STEINERT, C.J., MAIN, HOLCOMB, GERAGHTY, and BLAKE, JJ., concur.






Dissenting Opinion

In dissenting from the foregoing order, I do not feel at liberty to discuss the merits of the matter. Since the order reinstates the petitioner to all of his former rights and privileges as a member of the bar, all debate and discussion concerning his past delinquency should now be considered foreclosed, lest something might be said which would tend to handicap the petitioner in his effort to rebuild and restore his professional life. These considerations, however, do not preclude an inquiry as to the wisdom and propriety of entering the order over the protest and against the unanimous recommendation of the board of governors of the state bar association.

For many years, there has been no more insistent and persistent public demand than that the bar take effective action to discipline its unworthy members. The bar of this state has made a sincere effort to comply with that demand. To set up effective disciplinary machinery was not only the major reason for the creation of the integrated bar, but the successful accomplishment of that purpose has also proved to be the principal justification for its continued corporate existence.

The fact that each member of the board of governors is chosen from a different Congressional district would seem to be a sufficient check against the operation of local personal prejudice in dealing with matters of discipline. There is no reason to suppose that the members of the board of governors are any less merciful *282 or any less just minded than the members of this court. They are, obviously, in a vastly better position to know the facts concerning such matters and the public reaction to them than we can possibly be, since they are each and all engaged in the active practice of the law and, therefore, continuously dealing with, and mingling with, the public, while we have been semi-cloistered for varying periods of from one to twenty-six years.
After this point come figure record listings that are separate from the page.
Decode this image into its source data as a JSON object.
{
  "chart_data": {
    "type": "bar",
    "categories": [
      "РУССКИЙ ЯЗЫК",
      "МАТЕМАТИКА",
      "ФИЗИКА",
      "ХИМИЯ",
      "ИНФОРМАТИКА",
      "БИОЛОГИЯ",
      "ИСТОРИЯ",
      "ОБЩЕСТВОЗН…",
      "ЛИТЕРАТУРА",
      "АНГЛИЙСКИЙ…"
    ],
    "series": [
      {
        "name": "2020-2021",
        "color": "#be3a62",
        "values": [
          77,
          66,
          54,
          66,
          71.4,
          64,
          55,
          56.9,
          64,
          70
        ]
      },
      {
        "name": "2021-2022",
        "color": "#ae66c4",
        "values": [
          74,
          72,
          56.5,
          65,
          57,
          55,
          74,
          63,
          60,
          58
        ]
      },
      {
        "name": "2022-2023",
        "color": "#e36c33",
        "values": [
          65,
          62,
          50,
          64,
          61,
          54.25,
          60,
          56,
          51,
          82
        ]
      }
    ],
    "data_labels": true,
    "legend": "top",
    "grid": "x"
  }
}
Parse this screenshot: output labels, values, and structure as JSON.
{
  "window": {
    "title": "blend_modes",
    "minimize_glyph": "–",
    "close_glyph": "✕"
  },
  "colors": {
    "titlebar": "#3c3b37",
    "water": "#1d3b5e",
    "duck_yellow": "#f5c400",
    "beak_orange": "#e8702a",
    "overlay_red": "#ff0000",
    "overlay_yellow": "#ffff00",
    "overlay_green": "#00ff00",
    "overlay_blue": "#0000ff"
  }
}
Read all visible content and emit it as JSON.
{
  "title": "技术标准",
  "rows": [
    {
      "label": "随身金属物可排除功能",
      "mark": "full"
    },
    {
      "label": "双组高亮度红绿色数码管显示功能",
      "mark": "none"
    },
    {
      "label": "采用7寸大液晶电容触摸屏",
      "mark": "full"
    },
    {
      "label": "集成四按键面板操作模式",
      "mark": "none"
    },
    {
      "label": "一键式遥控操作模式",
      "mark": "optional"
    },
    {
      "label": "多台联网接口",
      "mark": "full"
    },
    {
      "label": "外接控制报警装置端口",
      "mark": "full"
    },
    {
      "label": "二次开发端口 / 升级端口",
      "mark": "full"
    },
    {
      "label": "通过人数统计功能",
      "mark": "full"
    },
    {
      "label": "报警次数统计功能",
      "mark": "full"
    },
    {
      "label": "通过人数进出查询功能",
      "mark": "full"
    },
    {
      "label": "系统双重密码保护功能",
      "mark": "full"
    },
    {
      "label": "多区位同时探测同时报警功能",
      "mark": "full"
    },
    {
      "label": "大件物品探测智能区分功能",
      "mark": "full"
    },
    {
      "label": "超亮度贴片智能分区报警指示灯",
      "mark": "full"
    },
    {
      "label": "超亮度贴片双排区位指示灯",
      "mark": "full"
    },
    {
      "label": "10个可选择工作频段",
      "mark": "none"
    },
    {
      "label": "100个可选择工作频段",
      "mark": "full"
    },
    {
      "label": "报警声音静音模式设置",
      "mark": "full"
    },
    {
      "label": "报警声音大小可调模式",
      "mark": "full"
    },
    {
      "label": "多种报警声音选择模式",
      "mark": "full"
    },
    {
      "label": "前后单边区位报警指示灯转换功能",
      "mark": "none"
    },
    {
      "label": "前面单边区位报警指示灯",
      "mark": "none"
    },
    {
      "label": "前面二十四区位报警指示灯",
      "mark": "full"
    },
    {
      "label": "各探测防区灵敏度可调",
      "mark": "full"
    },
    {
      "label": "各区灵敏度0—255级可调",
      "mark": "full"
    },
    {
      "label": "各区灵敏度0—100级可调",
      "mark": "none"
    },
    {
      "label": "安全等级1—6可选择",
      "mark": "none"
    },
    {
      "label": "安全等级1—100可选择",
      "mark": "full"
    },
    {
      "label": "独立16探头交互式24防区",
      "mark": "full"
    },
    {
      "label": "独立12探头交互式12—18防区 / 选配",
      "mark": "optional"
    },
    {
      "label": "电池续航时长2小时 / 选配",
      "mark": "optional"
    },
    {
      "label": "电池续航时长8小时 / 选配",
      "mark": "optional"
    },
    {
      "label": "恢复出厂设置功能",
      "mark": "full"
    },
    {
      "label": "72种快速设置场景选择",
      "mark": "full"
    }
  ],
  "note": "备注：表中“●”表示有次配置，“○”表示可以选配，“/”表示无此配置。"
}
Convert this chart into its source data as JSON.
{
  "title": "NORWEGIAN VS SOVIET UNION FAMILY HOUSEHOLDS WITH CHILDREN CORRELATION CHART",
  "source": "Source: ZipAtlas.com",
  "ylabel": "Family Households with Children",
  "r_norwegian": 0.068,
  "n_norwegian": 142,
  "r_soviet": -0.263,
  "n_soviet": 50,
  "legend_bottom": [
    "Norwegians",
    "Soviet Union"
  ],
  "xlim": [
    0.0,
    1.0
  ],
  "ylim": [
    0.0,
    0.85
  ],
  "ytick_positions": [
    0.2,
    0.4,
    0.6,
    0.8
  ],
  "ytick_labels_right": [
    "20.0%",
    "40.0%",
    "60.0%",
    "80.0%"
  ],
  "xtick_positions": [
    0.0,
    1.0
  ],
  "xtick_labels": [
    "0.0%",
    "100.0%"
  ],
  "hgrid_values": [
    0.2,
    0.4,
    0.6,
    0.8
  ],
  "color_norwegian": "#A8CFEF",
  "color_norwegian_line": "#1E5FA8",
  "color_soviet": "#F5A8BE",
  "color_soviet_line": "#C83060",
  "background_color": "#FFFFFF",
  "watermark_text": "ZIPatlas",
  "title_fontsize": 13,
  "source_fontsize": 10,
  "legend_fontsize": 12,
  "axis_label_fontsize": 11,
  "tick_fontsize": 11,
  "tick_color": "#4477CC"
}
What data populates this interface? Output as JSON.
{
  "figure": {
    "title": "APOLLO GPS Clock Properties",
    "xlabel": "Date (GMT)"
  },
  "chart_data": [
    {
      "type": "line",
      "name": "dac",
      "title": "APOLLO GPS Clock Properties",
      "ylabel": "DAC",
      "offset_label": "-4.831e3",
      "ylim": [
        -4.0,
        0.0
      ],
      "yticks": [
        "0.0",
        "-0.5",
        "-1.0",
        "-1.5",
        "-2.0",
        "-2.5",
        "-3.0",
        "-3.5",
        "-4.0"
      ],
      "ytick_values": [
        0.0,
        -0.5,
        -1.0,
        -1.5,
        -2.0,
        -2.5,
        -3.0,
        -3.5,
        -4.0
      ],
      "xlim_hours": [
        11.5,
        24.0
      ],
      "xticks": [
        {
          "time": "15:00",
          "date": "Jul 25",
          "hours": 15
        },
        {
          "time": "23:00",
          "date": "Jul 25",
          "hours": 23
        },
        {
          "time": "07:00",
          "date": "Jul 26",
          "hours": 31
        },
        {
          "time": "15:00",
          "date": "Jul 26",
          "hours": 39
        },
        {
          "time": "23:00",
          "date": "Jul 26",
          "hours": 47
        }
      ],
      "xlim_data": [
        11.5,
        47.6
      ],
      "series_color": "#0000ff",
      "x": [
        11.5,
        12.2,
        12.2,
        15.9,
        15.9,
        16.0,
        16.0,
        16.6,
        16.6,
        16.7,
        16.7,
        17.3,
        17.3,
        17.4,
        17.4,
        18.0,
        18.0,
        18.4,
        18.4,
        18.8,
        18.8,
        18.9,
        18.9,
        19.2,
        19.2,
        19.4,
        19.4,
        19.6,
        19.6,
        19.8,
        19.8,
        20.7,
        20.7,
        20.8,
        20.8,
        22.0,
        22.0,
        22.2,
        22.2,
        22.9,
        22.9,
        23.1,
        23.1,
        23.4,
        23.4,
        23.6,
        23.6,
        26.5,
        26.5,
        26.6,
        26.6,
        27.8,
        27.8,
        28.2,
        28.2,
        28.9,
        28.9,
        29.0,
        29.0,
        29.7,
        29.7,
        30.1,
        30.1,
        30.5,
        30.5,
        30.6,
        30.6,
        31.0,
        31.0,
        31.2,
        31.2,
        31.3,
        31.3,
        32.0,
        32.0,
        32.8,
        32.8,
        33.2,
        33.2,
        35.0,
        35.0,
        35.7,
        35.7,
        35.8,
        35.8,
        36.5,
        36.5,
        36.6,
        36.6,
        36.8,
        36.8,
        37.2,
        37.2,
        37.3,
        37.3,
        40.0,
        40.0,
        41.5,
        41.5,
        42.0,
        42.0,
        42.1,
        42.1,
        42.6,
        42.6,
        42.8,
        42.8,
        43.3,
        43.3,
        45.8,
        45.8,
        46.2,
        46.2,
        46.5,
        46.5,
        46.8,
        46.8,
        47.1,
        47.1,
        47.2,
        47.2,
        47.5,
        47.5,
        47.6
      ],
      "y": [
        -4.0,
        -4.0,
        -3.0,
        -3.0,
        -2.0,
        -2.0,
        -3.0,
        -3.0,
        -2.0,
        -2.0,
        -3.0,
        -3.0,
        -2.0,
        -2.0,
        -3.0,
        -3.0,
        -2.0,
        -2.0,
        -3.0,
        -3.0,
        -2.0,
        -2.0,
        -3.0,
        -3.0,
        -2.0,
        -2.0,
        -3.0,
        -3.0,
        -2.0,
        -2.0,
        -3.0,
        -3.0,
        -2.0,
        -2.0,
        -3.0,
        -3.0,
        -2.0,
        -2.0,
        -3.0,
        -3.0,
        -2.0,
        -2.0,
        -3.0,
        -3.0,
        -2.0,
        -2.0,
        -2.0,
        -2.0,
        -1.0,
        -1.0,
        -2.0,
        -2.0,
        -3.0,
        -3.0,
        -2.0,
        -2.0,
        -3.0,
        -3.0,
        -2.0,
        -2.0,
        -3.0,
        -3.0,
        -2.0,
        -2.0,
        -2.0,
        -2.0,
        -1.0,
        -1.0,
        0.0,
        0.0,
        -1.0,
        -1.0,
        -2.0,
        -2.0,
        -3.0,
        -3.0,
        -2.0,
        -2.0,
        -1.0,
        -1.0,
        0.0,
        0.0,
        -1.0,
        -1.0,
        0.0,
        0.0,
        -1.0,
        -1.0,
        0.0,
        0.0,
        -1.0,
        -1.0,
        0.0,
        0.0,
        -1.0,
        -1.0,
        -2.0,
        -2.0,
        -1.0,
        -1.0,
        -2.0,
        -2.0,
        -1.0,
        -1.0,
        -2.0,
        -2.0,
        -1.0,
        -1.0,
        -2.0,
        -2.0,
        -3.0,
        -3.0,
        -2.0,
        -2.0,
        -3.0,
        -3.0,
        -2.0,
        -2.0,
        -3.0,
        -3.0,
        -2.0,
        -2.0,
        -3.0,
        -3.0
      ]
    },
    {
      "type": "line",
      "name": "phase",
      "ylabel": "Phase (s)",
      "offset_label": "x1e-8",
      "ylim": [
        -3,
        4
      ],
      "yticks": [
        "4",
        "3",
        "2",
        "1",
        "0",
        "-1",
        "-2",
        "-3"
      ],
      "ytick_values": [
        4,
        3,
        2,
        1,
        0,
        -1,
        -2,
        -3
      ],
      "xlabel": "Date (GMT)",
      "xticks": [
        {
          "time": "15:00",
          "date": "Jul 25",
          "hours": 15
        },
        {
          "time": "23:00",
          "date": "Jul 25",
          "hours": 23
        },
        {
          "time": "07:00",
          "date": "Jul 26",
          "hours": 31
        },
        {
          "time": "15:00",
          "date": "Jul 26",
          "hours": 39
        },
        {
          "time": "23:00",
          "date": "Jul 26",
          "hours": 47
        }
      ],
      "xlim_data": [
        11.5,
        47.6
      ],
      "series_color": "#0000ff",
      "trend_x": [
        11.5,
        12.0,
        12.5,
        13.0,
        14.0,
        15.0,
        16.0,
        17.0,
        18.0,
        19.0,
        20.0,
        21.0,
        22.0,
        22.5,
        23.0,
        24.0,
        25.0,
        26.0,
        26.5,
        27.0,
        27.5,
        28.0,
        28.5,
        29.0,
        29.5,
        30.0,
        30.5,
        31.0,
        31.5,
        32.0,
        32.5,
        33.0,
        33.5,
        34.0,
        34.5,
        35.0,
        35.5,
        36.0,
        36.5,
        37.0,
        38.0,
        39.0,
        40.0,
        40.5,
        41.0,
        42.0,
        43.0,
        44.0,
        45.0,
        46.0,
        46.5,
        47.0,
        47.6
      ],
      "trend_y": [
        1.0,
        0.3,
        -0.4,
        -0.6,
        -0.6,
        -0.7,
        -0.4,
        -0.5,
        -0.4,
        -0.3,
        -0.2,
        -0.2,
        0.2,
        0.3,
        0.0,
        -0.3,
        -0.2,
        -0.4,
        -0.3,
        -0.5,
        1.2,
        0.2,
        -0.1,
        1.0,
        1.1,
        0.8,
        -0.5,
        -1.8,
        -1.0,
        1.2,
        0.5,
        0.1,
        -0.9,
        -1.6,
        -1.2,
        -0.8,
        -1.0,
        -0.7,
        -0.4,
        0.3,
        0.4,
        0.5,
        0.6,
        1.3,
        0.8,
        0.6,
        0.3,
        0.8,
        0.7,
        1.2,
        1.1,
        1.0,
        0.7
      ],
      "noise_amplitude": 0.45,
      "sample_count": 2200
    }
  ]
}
The problem of maintaining discipline among the members of the bar is, in many respects, not unlike the problem of maintaining discipline in the public schools. Long experience in that field has repeatedly demonstrated that no effective discipline can be maintained in any public school system unless the disciplinary acts of its principals and teachers are customarily sustained and approved by the final authority, the board of education.

In my opinion, the unanimous recommendation of the board of governors, as regards disciplinary matters, should not be disregarded, except in very exceptional cases. I can see no reason for not according to the unanimous determination of the board at least as great a presumption of verity and finality as we are accustomed to accord to the findings and determinations of a superior court in the ordinary case which comes before us for review. That presumption, I think, was not accorded to the recommendation of the board of governors in the instant case.